Se você não mora em uma caverna usou redes sociais nos últimos dias, certamente já viu alguém comentar sobre o último desfile fashion de Rihanna, o Savage X Fenty, Vol. 2 — aliás, saiba como assistir de graça aqui. Hoje estreio aqui no RIHANNA.com.br e trago comentários e reflexões acerca do maior fashion show do momento.
Desde a última edição do desfile da Savage X Fenty, em que Rihanna praticamente redefiniu os conceitos e formas de se fazer um fashion show definitivamente, todos esperavam uma continuidade ainda mais avassaladora desse trabalho de inclusão e quebra de padrões que a Rihanna vem fazendo ao longo dos últimos anos com suas marcas que levam o seu sobrenome, Fenty.
A Savage X Fenty nasceu da necessidade de ver mulheres reais se sentindo representadas por pessoas reais e da incógnita sobre ‘o que é sentir-se sexy?’. A grande maioria das marcas da indústria de roupas íntimas cria suas peças voltadas para o gosto do público masculino, sem considerar o conforto e a autoestima da mulher, objetificando esses corpos e reforçando cada vez mais o sistema machista da sociedade.
Como ela mesma disse em entrevista para Vogue:
“Não acreditamos em divisão. Não queremos excluir ninguém. Essa tem sido nossa mensagem desde o primeiro dia e não vai mudar agora porque todos estão tendo essa percepção.”
Dessa forma, em plena pandemia, com todos os desafios de se trabalhar à distância, sem poder colocar a mão em nada até o momento das gravações que também tiveram todo o cuidado e seguiram os protocolos de segurança da OMS, fazendo inclusive ensaios com dançarinos e seleção de modelos também por meio de videochamada, Rihanna conseguiu entregar um show ainda melhor que o do ano passado, atendendo a todos os pedidos, com a maior diversidade de beleza, corpos e etnias que já se viu na indústria da moda. “[A pandemia] nos forçou a descobrir novas formas de produzir um show. Nós tivemos que descobrir maneiras de fazer com que isso seja o mais visualmente atraente possível”, disse a cantora.
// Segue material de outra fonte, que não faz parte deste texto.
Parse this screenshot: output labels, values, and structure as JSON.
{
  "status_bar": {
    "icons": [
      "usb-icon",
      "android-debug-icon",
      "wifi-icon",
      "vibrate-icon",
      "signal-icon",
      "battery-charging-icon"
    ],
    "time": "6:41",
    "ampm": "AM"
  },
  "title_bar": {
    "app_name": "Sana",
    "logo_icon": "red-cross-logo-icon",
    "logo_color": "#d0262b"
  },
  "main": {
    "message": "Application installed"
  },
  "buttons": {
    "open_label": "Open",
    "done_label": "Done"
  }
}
O show, que contou com uma equipe monstruosa de modelos, dançarinos, celebridades, influencers, artistas e amigos pessoais de Rihanna, trouxe ninguém mais, ninguém menos que Lizzo, Paris Hilton, Willow Smith, Demi Moore e Bella Hadid, além de shows de Rosalía, Bad Bunny, Miguel, Travis Scott, entre outros artistas que nos deixaram em surto coletivo fazendo com que a tag #SavageXFentyShow e ‘Rihanna’ ficassem entre os assuntos mais comentados mundialmente nas redes sociais.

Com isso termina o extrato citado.